文官オークはこちらの質問にこそ答えなかったが、しかし言っていることはそれなりに真っ当だ。身長1.5mの強化鎧骨格という筐体そのものは製造可能でも、それに搭乗できるものがいないのでは動かすことができない。この世界はラジオコントロールにまつわるテックツリーがほとんど未開発だ。ごく短距離の通信は可能だが、遠距離通信はできない。大体半径100メートルが限界かな。統合府の庭は開けていて、視界は100メートル以上ある。そもそも強化鎧骨格の遠隔操縦なんていうきめ細やかな操作はまるで無理だし、となれば自律稼働……つまりAI制御ということになる。この世界には昔からゴーレムとか式神みたいな魔法的人工知性が存在するので遠隔操縦よりは可能性があるが、それでもあそこまで人間的な受け答えと機動ができるような代物じゃない。
ちなみになんで帝国の名前が出てくるのかというと、森域の主力強化鎧骨格は帝国のライセンス生産品だからだな。森域としては国産強化鎧骨格の開発に躍起になってるみたいだがね。

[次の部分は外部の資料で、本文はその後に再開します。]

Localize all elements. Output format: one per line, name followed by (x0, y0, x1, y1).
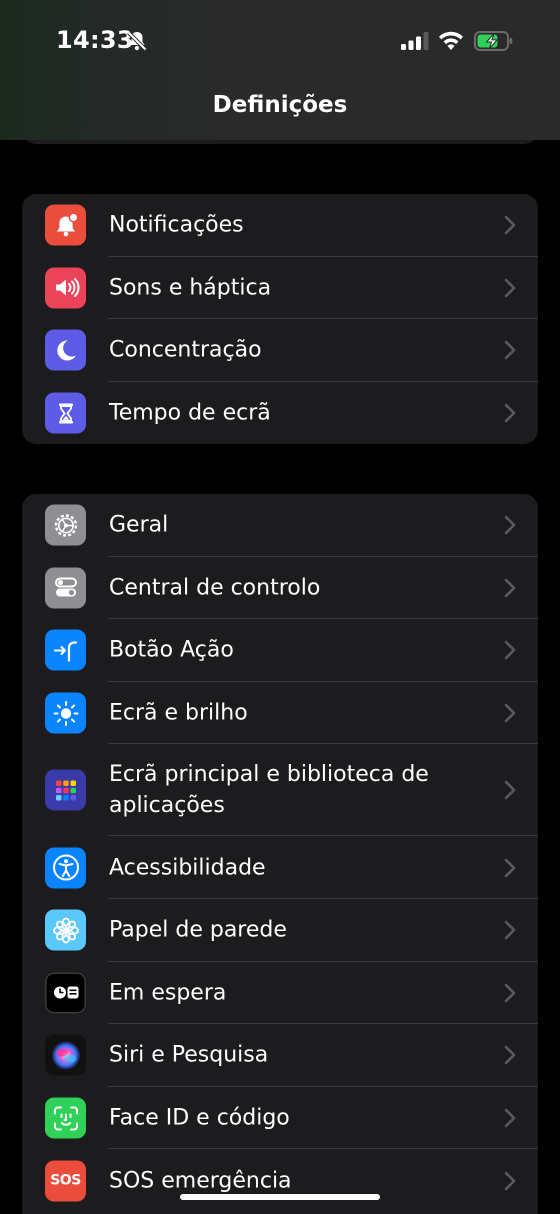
settings-row-acessibilidade[interactable]: Acessibilidade (22, 836, 538, 899)
page-title: Definições (212, 92, 348, 118)
chevron-right-icon (504, 983, 516, 1003)
siri-icon (45, 1034, 86, 1076)
settings-row-label: Papel de parede (109, 917, 287, 943)
settings-row-label: Geral (109, 512, 169, 538)
gear-icon (45, 504, 86, 546)
settings-row-label: Concentração (109, 337, 262, 363)
hourglass-icon (45, 392, 86, 434)
chevron-right-icon (504, 781, 516, 800)
home-indicator[interactable] (180, 1194, 380, 1200)
settings-row-label: Face ID e código (109, 1105, 290, 1131)
wifi-icon (439, 31, 463, 50)
chevron-right-icon (504, 403, 516, 423)
chevron-right-icon (504, 703, 516, 723)
settings-row-label: Ecrã e brilho (109, 700, 248, 726)
navigation-header: 14:33 Definições (0, 0, 560, 140)
status-time: 14:33 (56, 26, 134, 54)
settings-row-face-id[interactable]: Face ID e código (22, 1087, 538, 1150)
chevron-right-icon (504, 920, 516, 940)
settings-row-ecra-principal[interactable]: Ecrã principal e biblioteca de aplicaçõe… (22, 744, 538, 837)
settings-row-sos[interactable]: SOS SOS emergência (22, 1149, 538, 1212)
sos-icon: SOS (45, 1160, 86, 1202)
settings-row-label: Siri e Pesquisa (109, 1042, 269, 1068)
speaker-icon (45, 267, 86, 309)
action-button-icon (45, 629, 86, 671)
settings-row-concentracao[interactable]: Concentração (22, 319, 538, 382)
settings-row-sons[interactable]: Sons e háptica (22, 257, 538, 320)
chevron-right-icon (504, 1046, 516, 1065)
settings-row-tempo-de-ecra[interactable]: Tempo de ecrã (22, 382, 538, 445)
chevron-right-icon (504, 1171, 516, 1190)
settings-group-general: Geral Central de controlo Botão Ação Ecr… (22, 494, 538, 1214)
settings-row-siri[interactable]: Siri e Pesquisa (22, 1024, 538, 1087)
settings-row-label: Acessibilidade (109, 855, 266, 881)
battery-charging-icon (474, 31, 513, 51)
chevron-right-icon (504, 278, 516, 298)
chevron-right-icon (504, 641, 516, 660)
face-id-icon (45, 1097, 86, 1139)
settings-row-botao-acao[interactable]: Botão Ação (22, 619, 538, 682)
settings-row-label: Em espera (109, 980, 227, 1006)
cellular-signal-icon (401, 32, 429, 50)
accessibility-icon (45, 847, 86, 889)
settings-row-label: Sons e háptica (109, 275, 272, 301)
settings-row-geral[interactable]: Geral (22, 494, 538, 557)
chevron-right-icon (504, 215, 516, 235)
settings-row-notificacoes[interactable]: Notificações (22, 194, 538, 257)
sos-icon-text: SOS (50, 1172, 81, 1189)
app-grid-icon (45, 769, 86, 811)
chevron-right-icon (504, 578, 516, 598)
standby-icon (45, 972, 86, 1014)
settings-row-em-espera[interactable]: Em espera (22, 962, 538, 1025)
settings-row-central-de-controlo[interactable]: Central de controlo (22, 557, 538, 620)
chevron-right-icon (504, 341, 516, 360)
settings-row-label: Tempo de ecrã (109, 400, 271, 426)
bell-off-icon (127, 31, 147, 51)
bell-badge-icon (45, 204, 86, 246)
settings-row-ecra-e-brilho[interactable]: Ecrã e brilho (22, 682, 538, 745)
chevron-right-icon (504, 1108, 516, 1128)
settings-row-label: Botão Ação (109, 637, 234, 663)
moon-icon (45, 329, 86, 371)
chevron-right-icon (504, 515, 516, 535)
settings-row-label: Central de controlo (109, 575, 321, 601)
toggles-icon (45, 567, 86, 609)
settings-row-label: Notificações (109, 212, 244, 238)
settings-row-label: SOS emergência (109, 1168, 292, 1194)
settings-row-label: Ecrã principal e biblioteca de aplicaçõe… (109, 762, 429, 819)
chevron-right-icon (504, 858, 516, 877)
settings-row-papel-de-parede[interactable]: Papel de parede (22, 899, 538, 962)
sun-icon (45, 692, 86, 734)
settings-group-focus: Notificações Sons e háptica Concentração (22, 194, 538, 445)
flower-icon (45, 909, 86, 951)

ああ、もちろん王国もそんな高度な自律兵器は持ってないぞ。研究はしてるだろうけどな。シャランあたりが。持ち帰れたらいい土産になるだろうな。
「さる筋によれば、某氏族の陰謀という説もあるが?」
横やりを入れるように、蜥蜴人の武官がシューシューと言った。視線は俺ではなく、同じ席に座すドワーフにむけられている。爬虫類爬虫類したツラからは常ならば感情は読み取れないが、今ばかりはえげつないほどニヤついているのがわかった。口許から細く赤い舌をピロピロと出し入れしているのは、果たして習性なのかそれとも挑発なのか。まあ後者の色が強いだろうなぁ。
「なにぃ、黙れトカゲ野郎!そりゃあこっちの言うことだ!」
「上等だ! 表に出ろ!!」
案の定、ドワーフの参列者が噴きあがった。ドワーフという種族はとにかく短気で喧嘩っ早く、ちゃんと腕っぷしも強いうえに縄張り意識も強い。同じ岩窟を主な棲家とするドワーフと蜥蜴人は、必然的にバチバチに仲が悪かった。現状、ドワーフが武力でもって蜥蜴人を従えている格好だが、もちろんそれを蜥蜴人が面白く思っているはずもなく。
「静粛に。喧嘩であれば後日、式典が終わってからにしたまえ。……それでドワーフの。此度の件、どう見る?」
「チッ、覚えてやがれ……。ウチはハードウェア専門だからな、マシーンとして1.5メートルの強化鎧骨格を仕立てろといわれりゃあ出来るが、中身についてはさっぱりだ。ソフトウェアはお前らの専売だろう、エルフの」
ドワーフは鼻息荒く席に着くと、ぶっきらぼうに応えた。粗野と粗暴が服を着て歩いているようなドワーフだが、鍛冶に端を発する金属加工技術と精密機械の製造に関しては森域で最も優れている職人衆だ。そして場を収めたエルフは森域の4つの支配氏族の長であり、魔法研究とソフトウェア開発に秀でている。ま、どっちも王国にゃ劣るがね。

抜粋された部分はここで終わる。